I’m still chewing on this; I came upon it just this week. I don’t have any conclusions or lessons to draw from it. I just don’t want to be the only one chewing on it.

When you consider the churchgoers you know, at Zion and beyond, does Burge’s assessment ring true? What do you think this reveals about Zion – who we are, what God is leading us to do or change?

I encountered Burge’s analysis in an article by Melissa Florer-Bixler in May’s issue of The Christian Century. What she adds is a view from Black churches and historical examples of faithful movements among working-class Americans, like the Azusa Street Revival and the People’s Institute of Applied Religion. She means to give us homework.
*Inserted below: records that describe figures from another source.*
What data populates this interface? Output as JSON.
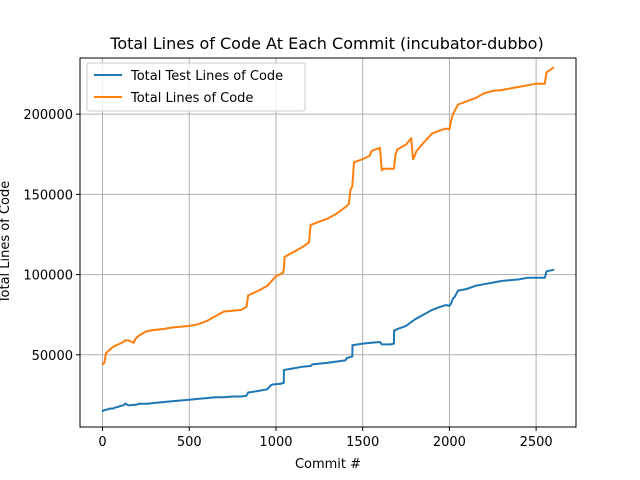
{
  "chart_data": {
    "type": "line",
    "title": "Total Lines of Code At Each Commit (incubator-dubbo)",
    "xlabel": "Commit #",
    "ylabel": "Total Lines of Code",
    "xlim": [
      -130,
      2730
    ],
    "ylim": [
      5000,
      235000
    ],
    "xticks": [
      0,
      500,
      1000,
      1500,
      2000,
      2500
    ],
    "yticks": [
      50000,
      100000,
      150000,
      200000
    ],
    "xtick_labels": [
      "0",
      "500",
      "1000",
      "1500",
      "2000",
      "2500"
    ],
    "ytick_labels": [
      "50000",
      "100000",
      "150000",
      "200000"
    ],
    "grid": true,
    "legend_position": "top-left",
    "series": [
      {
        "name": "Total Test Lines of Code",
        "color": "#1f77b4",
        "x": [
          0,
          10,
          30,
          40,
          60,
          70,
          90,
          100,
          120,
          130,
          150,
          160,
          200,
          210,
          260,
          300,
          350,
          400,
          450,
          500,
          550,
          600,
          650,
          700,
          750,
          800,
          830,
          840,
          900,
          950,
          970,
          980,
          1030,
          1040,
          1045,
          1046,
          1100,
          1150,
          1200,
          1210,
          1300,
          1400,
          1410,
          1440,
          1441,
          1500,
          1550,
          1600,
          1610,
          1640,
          1660,
          1680,
          1681,
          1700,
          1750,
          1800,
          1850,
          1900,
          1950,
          1980,
          2000,
          2010,
          2020,
          2030,
          2040,
          2050,
          2100,
          2150,
          2200,
          2250,
          2300,
          2400,
          2450,
          2500,
          2550,
          2560,
          2600
        ],
        "y": [
          15000,
          15500,
          16000,
          16500,
          16500,
          17000,
          17500,
          18000,
          18500,
          19500,
          18500,
          18500,
          19000,
          19500,
          19500,
          20000,
          20500,
          21000,
          21500,
          22000,
          22500,
          23000,
          23500,
          23500,
          24000,
          24000,
          24500,
          26500,
          27500,
          28500,
          31000,
          31500,
          32000,
          32500,
          32500,
          40500,
          41500,
          42500,
          43000,
          44000,
          45000,
          46500,
          48000,
          49000,
          56000,
          57000,
          57500,
          58000,
          56500,
          56500,
          56500,
          57000,
          65000,
          66000,
          68000,
          72000,
          75000,
          78000,
          80000,
          81000,
          80500,
          82000,
          85000,
          86000,
          88000,
          90000,
          91000,
          93000,
          94000,
          95000,
          96000,
          97000,
          98000,
          98000,
          98000,
          102000,
          103000
        ]
      },
      {
        "name": "Total Lines of Code",
        "color": "#ff7f0e",
        "x": [
          0,
          10,
          20,
          40,
          60,
          80,
          100,
          120,
          130,
          150,
          180,
          190,
          200,
          210,
          250,
          300,
          350,
          400,
          450,
          500,
          550,
          600,
          650,
          700,
          750,
          800,
          830,
          840,
          900,
          950,
          1000,
          1040,
          1045,
          1050,
          1100,
          1150,
          1190,
          1200,
          1250,
          1300,
          1350,
          1400,
          1420,
          1430,
          1440,
          1450,
          1500,
          1540,
          1550,
          1600,
          1610,
          1620,
          1680,
          1690,
          1700,
          1750,
          1780,
          1790,
          1800,
          1810,
          1850,
          1900,
          1950,
          1980,
          2000,
          2010,
          2020,
          2050,
          2100,
          2150,
          2200,
          2250,
          2300,
          2350,
          2400,
          2450,
          2500,
          2550,
          2560,
          2600
        ],
        "y": [
          44000,
          45000,
          51000,
          53000,
          55000,
          56000,
          57000,
          58000,
          59000,
          59000,
          57500,
          60000,
          61000,
          62000,
          64500,
          65500,
          66000,
          67000,
          67500,
          68000,
          69000,
          71000,
          74000,
          77000,
          77500,
          78000,
          80000,
          87000,
          90000,
          93000,
          99000,
          101000,
          103000,
          111000,
          114000,
          117000,
          120000,
          131000,
          133000,
          135000,
          138000,
          142000,
          144000,
          153000,
          155000,
          170000,
          172000,
          174000,
          177000,
          179000,
          165000,
          166000,
          166000,
          175000,
          178000,
          181000,
          185000,
          172000,
          174000,
          177000,
          182000,
          188000,
          190000,
          191000,
          190500,
          196000,
          200000,
          206000,
          208000,
          210000,
          213000,
          214500,
          215000,
          216000,
          217000,
          218000,
          219000,
          219000,
          226000,
          229000
        ]
      }
    ]
  }
}
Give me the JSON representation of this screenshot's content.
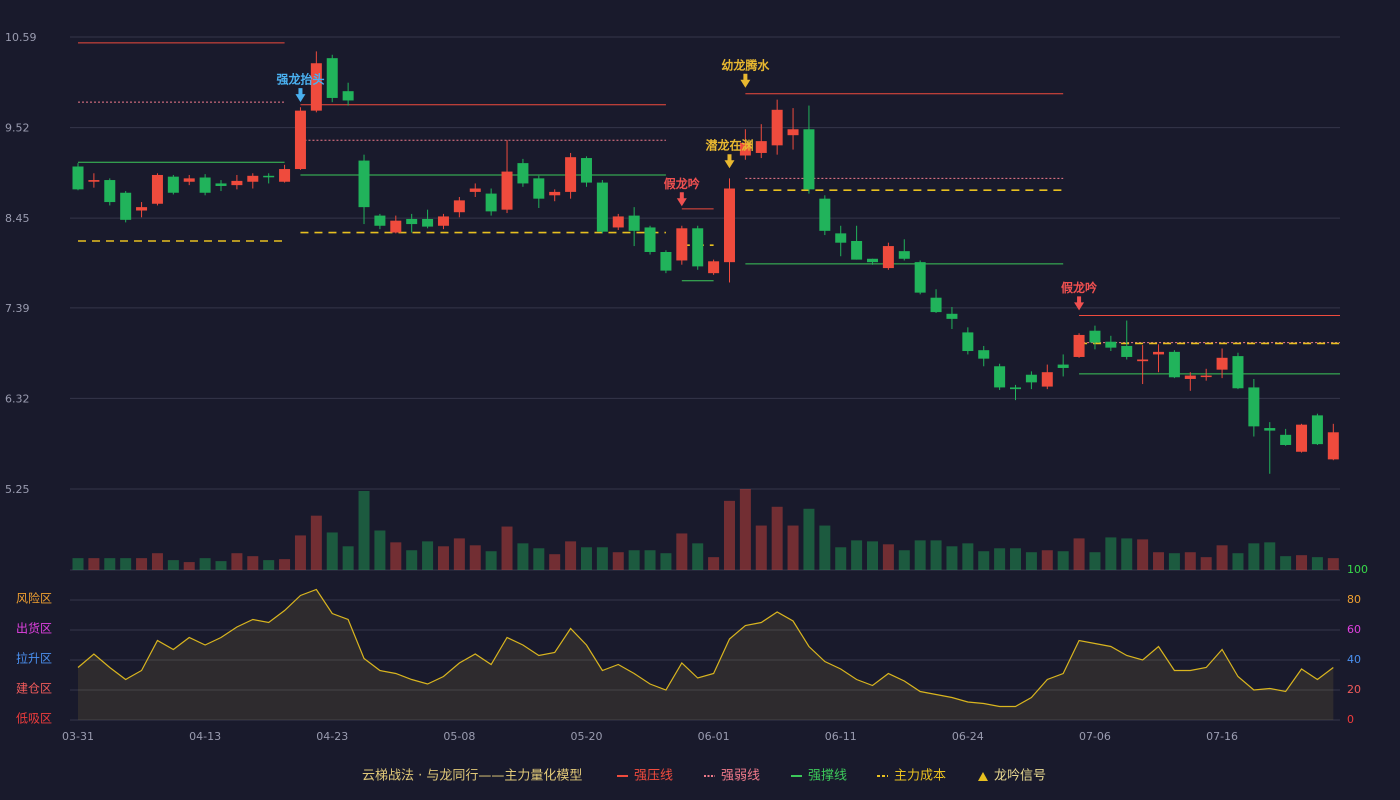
{
  "chart_data": {
    "type": "candlestick",
    "categories": [
      "03-31",
      null,
      null,
      null,
      null,
      null,
      null,
      null,
      "04-13",
      null,
      null,
      null,
      null,
      null,
      null,
      null,
      "04-23",
      null,
      null,
      null,
      null,
      null,
      null,
      null,
      "05-08",
      null,
      null,
      null,
      null,
      null,
      null,
      null,
      "05-20",
      null,
      null,
      null,
      null,
      null,
      null,
      null,
      "06-01",
      null,
      null,
      null,
      null,
      null,
      null,
      null,
      "06-11",
      null,
      null,
      null,
      null,
      null,
      null,
      null,
      "06-24",
      null,
      null,
      null,
      null,
      null,
      null,
      null,
      "07-06",
      null,
      null,
      null,
      null,
      null,
      null,
      null,
      "07-16",
      null,
      null,
      null,
      null,
      null,
      null,
      null
    ],
    "open": [
      9.06,
      8.88,
      8.9,
      8.75,
      8.54,
      8.62,
      8.94,
      8.88,
      8.93,
      8.86,
      8.84,
      8.88,
      8.95,
      8.88,
      9.03,
      9.72,
      10.34,
      9.95,
      9.13,
      8.48,
      8.28,
      8.44,
      8.44,
      8.36,
      8.52,
      8.76,
      8.74,
      8.55,
      9.1,
      8.92,
      8.72,
      8.76,
      9.16,
      8.87,
      8.34,
      8.48,
      8.34,
      8.05,
      7.95,
      8.33,
      7.8,
      7.93,
      9.19,
      9.22,
      9.31,
      9.43,
      9.5,
      8.68,
      8.27,
      8.18,
      7.97,
      7.86,
      8.06,
      7.93,
      7.51,
      7.32,
      7.1,
      6.89,
      6.7,
      6.45,
      6.6,
      6.46,
      6.72,
      6.81,
      7.12,
      6.99,
      6.94,
      6.76,
      6.84,
      6.87,
      6.55,
      6.58,
      6.66,
      6.82,
      6.45,
      5.97,
      5.89,
      5.69,
      6.12,
      5.6
    ],
    "close": [
      8.79,
      8.9,
      8.64,
      8.43,
      8.58,
      8.96,
      8.75,
      8.92,
      8.75,
      8.83,
      8.89,
      8.95,
      8.94,
      9.03,
      9.72,
      10.28,
      9.87,
      9.84,
      8.58,
      8.36,
      8.42,
      8.38,
      8.35,
      8.47,
      8.66,
      8.8,
      8.53,
      9.0,
      8.86,
      8.68,
      8.76,
      9.17,
      8.87,
      8.29,
      8.47,
      8.3,
      8.05,
      7.83,
      8.33,
      7.88,
      7.94,
      8.8,
      9.34,
      9.36,
      9.73,
      9.5,
      8.79,
      8.3,
      8.16,
      7.96,
      7.93,
      8.12,
      7.97,
      7.57,
      7.34,
      7.26,
      6.88,
      6.79,
      6.45,
      6.43,
      6.51,
      6.63,
      6.68,
      7.07,
      6.98,
      6.92,
      6.81,
      6.78,
      6.87,
      6.57,
      6.59,
      6.59,
      6.8,
      6.44,
      5.99,
      5.94,
      5.77,
      6.01,
      5.78,
      5.92
    ],
    "high": [
      9.1,
      8.98,
      8.92,
      8.77,
      8.64,
      8.98,
      8.96,
      8.96,
      8.97,
      8.9,
      8.96,
      8.98,
      8.98,
      9.08,
      9.76,
      10.42,
      10.38,
      10.05,
      9.2,
      8.5,
      8.48,
      8.5,
      8.55,
      8.5,
      8.7,
      8.86,
      8.8,
      9.37,
      9.15,
      8.95,
      8.79,
      9.22,
      9.18,
      8.9,
      8.5,
      8.58,
      8.36,
      8.07,
      8.36,
      8.36,
      7.96,
      8.92,
      9.5,
      9.56,
      9.85,
      9.75,
      9.78,
      8.72,
      8.36,
      8.36,
      7.97,
      8.16,
      8.2,
      7.95,
      7.61,
      7.4,
      7.16,
      6.94,
      6.73,
      6.48,
      6.64,
      6.72,
      6.84,
      7.09,
      7.18,
      7.06,
      7.24,
      6.95,
      6.96,
      6.89,
      6.63,
      6.67,
      6.91,
      6.86,
      6.55,
      6.04,
      5.96,
      6.02,
      6.14,
      6.02
    ],
    "low": [
      8.78,
      8.81,
      8.6,
      8.4,
      8.46,
      8.6,
      8.73,
      8.84,
      8.72,
      8.77,
      8.79,
      8.8,
      8.86,
      8.87,
      9.02,
      9.7,
      9.82,
      9.78,
      8.38,
      8.32,
      8.27,
      8.28,
      8.33,
      8.32,
      8.46,
      8.7,
      8.48,
      8.51,
      8.82,
      8.57,
      8.65,
      8.68,
      8.82,
      8.27,
      8.31,
      8.12,
      8.02,
      7.8,
      7.9,
      7.84,
      7.78,
      7.69,
      9.14,
      9.16,
      9.2,
      9.26,
      8.74,
      8.25,
      8.0,
      7.96,
      7.9,
      7.84,
      7.95,
      7.55,
      7.33,
      7.14,
      6.84,
      6.7,
      6.42,
      6.3,
      6.43,
      6.43,
      6.58,
      6.8,
      6.9,
      6.88,
      6.78,
      6.49,
      6.63,
      6.56,
      6.41,
      6.53,
      6.56,
      6.43,
      5.87,
      5.43,
      5.76,
      5.68,
      5.77,
      5.59
    ],
    "up_color": "#ef4b3d",
    "down_color": "#21b35b",
    "ylim": [
      5.25,
      10.59
    ],
    "yticks": [
      10.59,
      9.52,
      8.45,
      7.39,
      6.32,
      5.25
    ],
    "grid": true,
    "volume": {
      "values": [
        12,
        12,
        12,
        12,
        12,
        17,
        10,
        8,
        12,
        9,
        17,
        14,
        10,
        11,
        35,
        55,
        38,
        24,
        80,
        40,
        28,
        20,
        29,
        24,
        32,
        25,
        19,
        44,
        27,
        22,
        16,
        29,
        23,
        23,
        18,
        20,
        20,
        17,
        37,
        27,
        13,
        70,
        82,
        45,
        64,
        45,
        62,
        45,
        23,
        30,
        29,
        26,
        20,
        30,
        30,
        24,
        27,
        19,
        22,
        22,
        18,
        20,
        19,
        32,
        18,
        33,
        32,
        31,
        18,
        17,
        18,
        13,
        25,
        17,
        27,
        28,
        14,
        15,
        13,
        12
      ],
      "ylim": [
        0,
        82
      ]
    },
    "indicator": {
      "values": [
        35,
        44,
        35,
        27,
        33,
        53,
        47,
        55,
        50,
        55,
        62,
        67,
        65,
        73,
        83,
        87,
        71,
        67,
        41,
        33,
        31,
        27,
        24,
        29,
        38,
        44,
        37,
        55,
        50,
        43,
        45,
        61,
        50,
        33,
        37,
        31,
        24,
        20,
        38,
        28,
        31,
        54,
        63,
        65,
        72,
        66,
        49,
        39,
        34,
        27,
        23,
        31,
        26,
        19,
        17,
        15,
        12,
        11,
        9,
        9,
        15,
        27,
        31,
        53,
        51,
        49,
        43,
        40,
        49,
        33,
        33,
        35,
        47,
        29,
        20,
        21,
        19,
        34,
        27,
        35
      ],
      "color": "#d9b51f",
      "ylim": [
        0,
        100
      ],
      "yticks": [
        100,
        80,
        60,
        40,
        20,
        0
      ],
      "tick_colors": [
        "#37d94a",
        "#f0a030",
        "#e040e0",
        "#4a90f0",
        "#f05a5a",
        "#f03c3c"
      ],
      "zones": [
        {
          "label": "风险区",
          "value": 80,
          "color": "#f0a030"
        },
        {
          "label": "出货区",
          "value": 60,
          "color": "#e040e0"
        },
        {
          "label": "拉升区",
          "value": 40,
          "color": "#4a90f0"
        },
        {
          "label": "建仓区",
          "value": 20,
          "color": "#f05a5a"
        },
        {
          "label": "低吸区",
          "value": 0,
          "color": "#f03c3c"
        }
      ]
    },
    "lines": [
      {
        "name": "强压线",
        "color": "#ef4b3d",
        "style": "solid",
        "segments": [
          {
            "from": 0,
            "to": 13,
            "value": 10.52
          },
          {
            "from": 14,
            "to": 37,
            "value": 9.79
          },
          {
            "from": 38,
            "to": 40,
            "value": 8.56
          },
          {
            "from": 42,
            "to": 62,
            "value": 9.92
          },
          {
            "from": 63,
            "to": 79,
            "value": 7.3
          }
        ]
      },
      {
        "name": "强弱线",
        "color": "#f07a8a",
        "style": "dotted",
        "segments": [
          {
            "from": 0,
            "to": 13,
            "value": 9.82
          },
          {
            "from": 14,
            "to": 37,
            "value": 9.37
          },
          {
            "from": 42,
            "to": 62,
            "value": 8.92
          },
          {
            "from": 63,
            "to": 79,
            "value": 6.98
          }
        ]
      },
      {
        "name": "强撑线",
        "color": "#3cc85a",
        "style": "solid",
        "segments": [
          {
            "from": 0,
            "to": 13,
            "value": 9.11
          },
          {
            "from": 14,
            "to": 37,
            "value": 8.96
          },
          {
            "from": 38,
            "to": 40,
            "value": 7.71
          },
          {
            "from": 42,
            "to": 62,
            "value": 7.91
          },
          {
            "from": 63,
            "to": 79,
            "value": 6.61
          }
        ]
      },
      {
        "name": "主力成本",
        "color": "#e8c020",
        "style": "dashed",
        "segments": [
          {
            "from": 0,
            "to": 13,
            "value": 8.18
          },
          {
            "from": 14,
            "to": 37,
            "value": 8.28
          },
          {
            "from": 38,
            "to": 40,
            "value": 8.13
          },
          {
            "from": 42,
            "to": 62,
            "value": 8.78
          },
          {
            "from": 63,
            "to": 79,
            "value": 6.97
          }
        ]
      }
    ],
    "signals": [
      {
        "text": "强龙抬头",
        "color": "#4ab0f0",
        "index": 14,
        "price": 9.82
      },
      {
        "text": "假龙吟",
        "color": "#f05050",
        "index": 38,
        "price": 8.59
      },
      {
        "text": "潜龙在渊",
        "color": "#e8b830",
        "index": 41,
        "price": 9.04
      },
      {
        "text": "幼龙腾水",
        "color": "#e8b830",
        "index": 42,
        "price": 9.99
      },
      {
        "text": "假龙吟",
        "color": "#f05050",
        "index": 63,
        "price": 7.36
      }
    ],
    "signal_legend": {
      "name": "龙吟信号",
      "color": "#e8c020"
    },
    "legend_title": "云梯战法 · 与龙同行——主力量化模型"
  }
}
Learning about the past can spark our imaginations for the present day. For example, the leaders of the People’s Institute, she says,

“knew from their own lives that the southern poor weren’t looking for handouts. They were natural leaders whose faith and experience were integral to the possibilities for a more just and hopeful society. All they needed were the skills and the support to realize God’s reign among them.”

This is a powerful witness. Even if Zion bucks the trends Burge describes, still the world’s way  – the White, middle-class way – of seeing and judging success and a person’s value can cloud our vision. We need stories like these to counter our assumptions about who our neighbors are and what Zion can be in our neighborhood. We have room to grow.

Right now, Zion’s Core Team is leading our efforts to “excite and engage young people.” (Leading – not doing it all by themselves. They need you.) The heart of this work is listening, like the listening we’ve done within Zion but this time among neighbors.

I trust we will discover neighbors who aren’t looking for handouts, who are natural leaders, who are potential partners in making this a more just and hopeful city. I trust God will show us all – Zion listeners and neighbors – what we need to realize God’s reign among us together.